Il nageait dans un plasma sombre et visqueux qui lui donnait l'impression de flotter au fin fond d'un pot de crème de pruneaux.
Il se sentait si léger qu'il n'éprouvait plus le poids de son corps, d'ordinaire si las et courbaturé. Cette pensée cingla son esprit, qui s'éveilla de ses songes sucrés. Il continuait de flotter dans cette atmosphère pâteuse et ténébreuse, qui lui évoquait à présent l'estomac d'une bête luciférienne.

"Euh... Allô ?" bégaya Manouël. Sa question resta un moment suspendue dans le vide, puis se désintégra en un essaim de particules.
"Y'à... y'à quelqu'un ?" Sa voix sonda les contours de l'endroit, emplit l'espace vacant, puis se fit happée par un souffle, comme si une silhouette tapie dans l'ombre l'observait.

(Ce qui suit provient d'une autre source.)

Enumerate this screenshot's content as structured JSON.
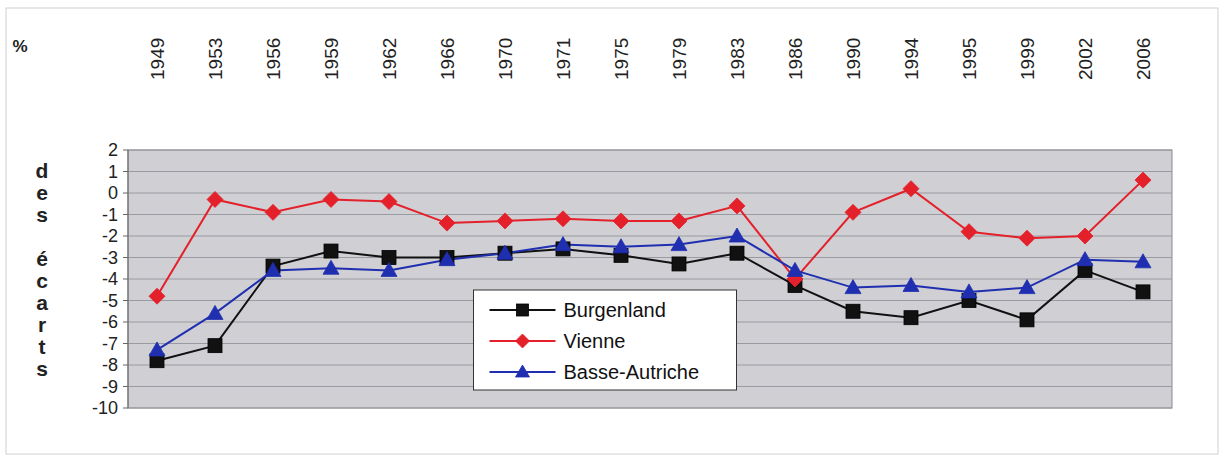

Pendant une minute il ne se passa rien, à l'exception des craintifs balayements du regard qui animaient le visage tendu de Manouël. Soudain se matérialisa devant lui une immense silhouette, et il tomba à la renverse. Compte tenu des caractéristiques physiques de l'endroit, le corps de Manouël se tenait à l'horizontale, allongé à un nombre indéfini de centimètres au-dessus du néant, lorsque la silhouette parla :

"Oui ?"

La voix était une voix de stentor, caverneuse et pénétrante. C'était la voix d'un colosse, mais d'un colosse qui se taille les ongles et qui lit de la poésie grecque. C'était une voix à la fois effrayante et envoutante. Manouël bascula en avant, et leva la tête. Devant lui se tenait une créature éléphantesque affublée de dizaines de tentacules, à moins que ce n'était une créature céphalopode munie d'une trompe. L'un dans l'autre, le résultat faisait penser à une expérimentation de mauvais goût.

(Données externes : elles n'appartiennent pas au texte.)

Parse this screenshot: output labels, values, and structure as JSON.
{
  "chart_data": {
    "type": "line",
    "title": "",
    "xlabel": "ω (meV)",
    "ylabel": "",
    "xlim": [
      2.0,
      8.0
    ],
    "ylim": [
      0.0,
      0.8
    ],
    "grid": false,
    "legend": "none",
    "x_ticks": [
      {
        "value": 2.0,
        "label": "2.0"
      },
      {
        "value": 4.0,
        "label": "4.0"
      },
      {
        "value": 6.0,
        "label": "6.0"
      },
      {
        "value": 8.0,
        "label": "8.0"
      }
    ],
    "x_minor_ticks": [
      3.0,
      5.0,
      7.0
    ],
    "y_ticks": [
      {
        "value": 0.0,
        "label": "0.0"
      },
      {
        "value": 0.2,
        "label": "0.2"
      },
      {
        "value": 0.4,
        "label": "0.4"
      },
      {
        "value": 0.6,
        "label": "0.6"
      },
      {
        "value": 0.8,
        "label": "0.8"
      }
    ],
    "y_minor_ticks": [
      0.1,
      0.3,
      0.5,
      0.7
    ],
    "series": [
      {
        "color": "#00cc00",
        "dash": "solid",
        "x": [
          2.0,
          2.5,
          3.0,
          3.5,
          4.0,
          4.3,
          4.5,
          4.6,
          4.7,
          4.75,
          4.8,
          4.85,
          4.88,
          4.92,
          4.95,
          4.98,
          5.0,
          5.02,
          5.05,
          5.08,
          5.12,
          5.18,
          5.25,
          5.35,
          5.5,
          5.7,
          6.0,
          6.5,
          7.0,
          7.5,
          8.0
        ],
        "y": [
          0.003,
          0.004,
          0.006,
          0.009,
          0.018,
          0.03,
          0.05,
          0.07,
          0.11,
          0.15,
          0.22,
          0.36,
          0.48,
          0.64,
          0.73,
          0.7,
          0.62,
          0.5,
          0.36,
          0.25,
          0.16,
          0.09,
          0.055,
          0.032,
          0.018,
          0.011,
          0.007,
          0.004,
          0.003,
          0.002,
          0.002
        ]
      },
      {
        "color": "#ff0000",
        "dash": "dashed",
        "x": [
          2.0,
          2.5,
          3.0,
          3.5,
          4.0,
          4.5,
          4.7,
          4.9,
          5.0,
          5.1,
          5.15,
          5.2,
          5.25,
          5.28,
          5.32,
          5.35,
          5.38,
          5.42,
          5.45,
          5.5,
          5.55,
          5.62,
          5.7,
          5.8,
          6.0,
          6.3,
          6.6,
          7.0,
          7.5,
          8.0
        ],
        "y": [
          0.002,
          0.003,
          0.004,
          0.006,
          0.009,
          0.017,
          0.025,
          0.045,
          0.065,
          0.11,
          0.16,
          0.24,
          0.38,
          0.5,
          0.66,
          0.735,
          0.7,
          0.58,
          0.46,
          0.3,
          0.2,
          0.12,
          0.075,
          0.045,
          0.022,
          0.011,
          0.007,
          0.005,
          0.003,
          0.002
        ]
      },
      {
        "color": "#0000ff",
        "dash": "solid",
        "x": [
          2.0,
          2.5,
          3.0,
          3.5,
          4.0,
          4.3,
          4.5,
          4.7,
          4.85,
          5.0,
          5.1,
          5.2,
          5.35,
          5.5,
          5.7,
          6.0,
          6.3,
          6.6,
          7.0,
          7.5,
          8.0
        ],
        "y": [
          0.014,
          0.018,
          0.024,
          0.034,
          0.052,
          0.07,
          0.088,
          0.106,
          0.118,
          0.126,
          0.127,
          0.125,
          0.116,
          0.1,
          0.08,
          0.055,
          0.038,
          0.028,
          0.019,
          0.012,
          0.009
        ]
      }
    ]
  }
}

"Euh... bah, hum, bonjour.
- Bonjour.
- Euh.. hum... C'estquoivotrenomqu'estcequejefaisiciestcequesuismort ?
- Oui.
- Comment ça, oui ?
- Vous avez juste.
- Mais juste sur quoi, au juste ?
- Vous avez juste sur mon nom, mon juste.
- Uh ?
- Je m’appelle S'kouavo'non'esfouiciesj'uimor, mais tu peux m’appeler Gustave.
- Ah. Bon. Très bien. Et pour... euh... les autres questions ?
- De la margarine de cheval et, euh, Meurthe-et-Moselle.
- Uh ?
- Ah non, désolé, fit Gustave en se tapotant le front d'un bras de tentacules. C'était pour un autre patient."

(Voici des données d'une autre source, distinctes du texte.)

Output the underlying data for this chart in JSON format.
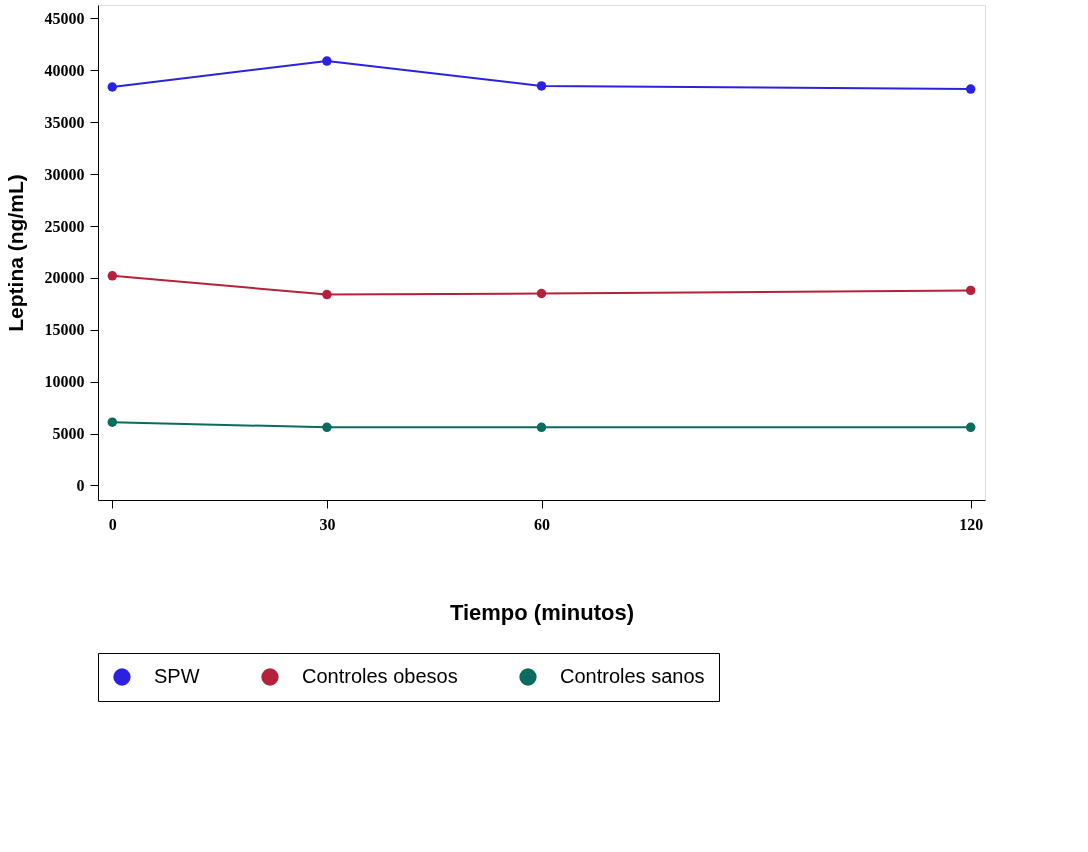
{
  "chart_data": {
    "type": "line",
    "xlabel": "Tiempo (minutos)",
    "ylabel": "Leptina (ng/mL)",
    "x": [
      0,
      30,
      60,
      120
    ],
    "series": [
      {
        "name": "SPW",
        "color": "#2b22e0",
        "values": [
          38400,
          40900,
          38500,
          38200
        ]
      },
      {
        "name": "Controles obesos",
        "color": "#b5213a",
        "values": [
          20200,
          18400,
          18500,
          18800
        ]
      },
      {
        "name": "Controles sanos",
        "color": "#0b6b5e",
        "values": [
          6100,
          5600,
          5600,
          5600
        ]
      }
    ],
    "xlim": [
      -2,
      122
    ],
    "xticks": [
      0,
      30,
      60,
      120
    ],
    "ylim": [
      -1400,
      46300
    ],
    "yticks": [
      0,
      5000,
      10000,
      15000,
      20000,
      25000,
      30000,
      35000,
      40000,
      45000
    ],
    "grid": false,
    "legend": "bottom",
    "marker": "circle",
    "line_style": "solid"
  }
}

Gustave s’absorba dans une réflexion profonde, puis demanda :
"Quel est votre nom, mon brave ?
- Manouël.
- Manouël, fit Gustave en agitant ses tentacules, qui décrivirent des petits moulinets, Manouël quoi ?
- Manouël Planchard.
- Ah, c'est toi. J'ai un autre patient au bout de la ligne qui arrête pas de me demander si t'es vivant."